Pendant 20 ans, la tombe d’un ancien employé de chiffre soviétique dont la défection a révélé un anneau d’espionnage secret au Canada n’était pas marqué dans un cimetière de Mississauga, en Ontario.
Laissée sans pierre tombale au milieu des craintes persistantes de représailles de Moscou, la tombe d’Igor Gouzenko et de son épouse Svetlana est identifiée depuis 2002 par un grand rocher de Muskoka portant une plaque avec leurs noms et la phrase “Nous avons choisi la liberté pour l’humanité”.
Un petit rassemblement à la tombe ce week-end a marqué 80 ans depuis que Gouzenko a fait défection de l’Union soviétique, Conversement de 109 documents secrets dans sa chemise hors de l’ambassade d’Ottawa et les livrant aux bureaux du journal du Journal Ottawa en 1945.
Surnommé l’affaire Gouzenko, la défection est considérée par certains historiens comme le début de la guerre froide.
S’exprimant près d’un siècle plus tard du cimetière de Springcreek à Mississauga, la fille de Gouzenko, Evy Wilson, a déclaré que ses parents avaient agi “spontanément” avec un seul objectif en tête.
“Ils voulaient avertir l’Occident”, a déclaré Wilson. “C’est tout. Arrêt complet. Ils n’avaient pas d’autre mission autre que d’avertir l’Occident que les Soviétiques avaient l’arme nucléaire, avait la bombe atomique.”
La commémoration de la défection, a-t-elle dit, est particulièrement importante dans le moment présent, alors que les tensions entre les démocraties occidentales et la Russie évoluent au milieu de la guerre de l’Ukraine.
Des documents secrets ont révélé un anneau d’espionnage
La même année que la défection de Gouzenko, les forces fascistes d’Hitler avaient été vaincues pendant la Seconde Guerre mondiale et les bombes atomiques avaient été abandonnées sur Hiroshima et Nagasaki.
Le 5 septembre 1945, Gouzenko réalisé avec des documents révélatrices Le fait qu’un anneau d’espionnage soviétique opérant au Canada ait pénétré les principaux services gouvernementaux, l’armée canadienne et un laboratoire avec accès aux secrets de la bombe.
“Ils avaient une fenêtre unique sur la mission primaire, qui était le développement de la bombe atomique”, a déclaré Wilson, né en 1946 près d’Oshawa, en Ontario, au Camp X, le premier centre de formation d’espionnage spécialement conçu en Amérique du Nord.
“Ce fut l’une de leurs principales missions à cette ambassade en particulier dans le système soviétique. L’ambassade d’Ottawa était la clé pour transmettre les données.”
L’ampleur de l’espionnage soviétique révélé dans les documents volés a suscité une préoccupation importante dans les salles de pouvoir dans les démocraties occidentales.
Gouzenko s’inquiétait des représailles pour le reste de sa vie, vivant anonymement dans une banlieue à l’ouest de Toronto et portant un sac au-dessus de sa tête lors d’apparitions à la télévision.

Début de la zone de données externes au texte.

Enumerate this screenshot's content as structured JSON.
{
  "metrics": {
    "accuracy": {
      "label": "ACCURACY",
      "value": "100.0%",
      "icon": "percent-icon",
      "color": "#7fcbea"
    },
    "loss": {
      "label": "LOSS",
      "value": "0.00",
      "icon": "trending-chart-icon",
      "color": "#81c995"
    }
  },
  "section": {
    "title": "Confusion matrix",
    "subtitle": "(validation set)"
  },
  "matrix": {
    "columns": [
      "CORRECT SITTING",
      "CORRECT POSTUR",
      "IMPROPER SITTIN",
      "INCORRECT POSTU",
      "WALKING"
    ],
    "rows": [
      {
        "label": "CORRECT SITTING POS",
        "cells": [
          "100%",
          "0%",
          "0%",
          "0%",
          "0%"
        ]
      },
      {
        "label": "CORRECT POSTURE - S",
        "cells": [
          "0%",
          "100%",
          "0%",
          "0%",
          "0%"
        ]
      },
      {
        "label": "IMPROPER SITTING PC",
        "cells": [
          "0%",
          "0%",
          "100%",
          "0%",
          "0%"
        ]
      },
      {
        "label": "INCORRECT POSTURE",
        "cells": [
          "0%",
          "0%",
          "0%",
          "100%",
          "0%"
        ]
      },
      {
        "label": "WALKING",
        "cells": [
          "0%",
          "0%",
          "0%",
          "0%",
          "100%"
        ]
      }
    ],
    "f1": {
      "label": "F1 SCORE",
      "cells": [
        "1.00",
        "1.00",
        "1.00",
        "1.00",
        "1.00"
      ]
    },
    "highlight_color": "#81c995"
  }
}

Une plaque de bronze commémorant Gouzenko a été érigée dans le parc Dundonald d’Ottawa en 2004, en face de l’immeuble Brown Brick sur Somerset Street où il vivait avec sa femme et son bébé avant sa défection.
Gouzenko est décédé en 1982, mais la pierre tombale portant son nom n’a été érigée qu’après que sa femme a été enterrée à côté de lui en 2001.
Soviétique «pas les alliés» pensait
Don Mahar a assisté à la cérémonie samedi à Mississauga.
En 1976, Mahar a déménagé de la Saskatchewan à Ottawa pour travailler avec le service de sécurité de la GRC. L’une de ses premières responsabilités a été de gérer le dossier de Gouzenko.
Pour Mahar, qui a continué à travailler à contre-espionnage pour le reste de sa carrière, l’anniversaire a la signification personnelle de “fermer le cercle” de son temps de jeune gendarme jusqu’à aujourd’hui.
Mais il a déclaré que la date était également l’occasion de reconnaître le rôle de Gouzenko dans l’allumage de la menace soviétique pour l’Occident à l’ère de la guerre froide.
“Les Soviétiques mettaient en fait des espionnages contre nous tous, et ce n’étaient pas les alliés que nous pensions être”, a déclaré Mahar. “Cela s’est poursuivi jusqu’à ce jour.”
Pour Wilson, l’anniversaire peut aider à éclairer cette histoire.
“Aujourd’hui, tout le monde a des armes nucléaires, et nous sommes au précipice d’une Seconde Guerre mondiale dans les conditions les plus désastreuses”, a déclaré Wilson.
“Mes parents, jusqu’au jour de leur mort, ils pensaient tous les deux qu’ils avaient fait le bon choix.”